An external review concluded that 9 patients in the St. Joseph's Health System died by suicide in 2016 while being treated as patients or on a day pass. Two families of the deceased filed each filed a 8.5 million dollar negligence lawsuit against the St. Joseph's Health System in October 2017.

During the COVID-19 pandemic in Ontario, St. Joseph's Villa had a COVID-19 outbreak starting November 2020, resulting in at least 55 infections and 8 deaths.

Tom Stewart, the president and CEO of the St. Joseph's Health System, took an international holiday vacation to the Dominican Republic and other countries from December 18, 2020 until January 5, 2021, contrary to public health advice to avoid non-essential international travel. Upon his vacation being reported on by the press, Stewart apologized, said he regretted it, and stated that everyone should avoid non-essential travel. Union leaders representing Ontario Council of Hospital Unions/CUPE, the Registered Nurses' Association of Ontario, and SEIU Healthcare characterized Stewart's decision as "irresponsible" and poor leadership during a time that frontline health workers were struggling.

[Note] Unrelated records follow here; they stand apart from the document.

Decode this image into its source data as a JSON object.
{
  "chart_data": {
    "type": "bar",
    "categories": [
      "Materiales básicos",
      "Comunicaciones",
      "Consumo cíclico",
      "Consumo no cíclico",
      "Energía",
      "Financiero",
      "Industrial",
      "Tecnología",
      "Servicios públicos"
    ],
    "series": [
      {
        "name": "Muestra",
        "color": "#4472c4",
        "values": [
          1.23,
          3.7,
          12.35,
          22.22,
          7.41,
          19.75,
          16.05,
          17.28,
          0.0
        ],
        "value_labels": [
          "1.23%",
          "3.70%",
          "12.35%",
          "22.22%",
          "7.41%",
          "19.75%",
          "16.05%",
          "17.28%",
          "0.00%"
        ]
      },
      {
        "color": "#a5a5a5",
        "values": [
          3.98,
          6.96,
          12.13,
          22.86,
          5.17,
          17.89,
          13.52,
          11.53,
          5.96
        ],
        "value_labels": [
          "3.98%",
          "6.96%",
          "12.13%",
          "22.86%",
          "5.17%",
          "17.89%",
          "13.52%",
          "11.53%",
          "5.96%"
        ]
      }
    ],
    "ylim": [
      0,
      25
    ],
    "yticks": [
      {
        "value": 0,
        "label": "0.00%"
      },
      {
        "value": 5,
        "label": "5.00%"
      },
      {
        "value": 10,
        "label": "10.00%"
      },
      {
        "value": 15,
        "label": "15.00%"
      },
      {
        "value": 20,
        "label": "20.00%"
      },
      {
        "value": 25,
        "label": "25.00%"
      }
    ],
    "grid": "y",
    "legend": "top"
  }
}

On January 7, 2021, a day after Niagara Health System terminated its CEO-sharing agreement with St. Joseph's Health System, Stewart was removed as president and CEO by the board of directors.

St. Mary's General Hospital in Kitchener was previously a part of St. Joseph's Health System before its merger with Grand River Hospital to form the Waterloo Regional Health Network on April 1, 2025. SJHS supported the hospital merger and established a new entity, St. Mary's Health, on April 2, 2025 to provide home and community care in Waterloo Region.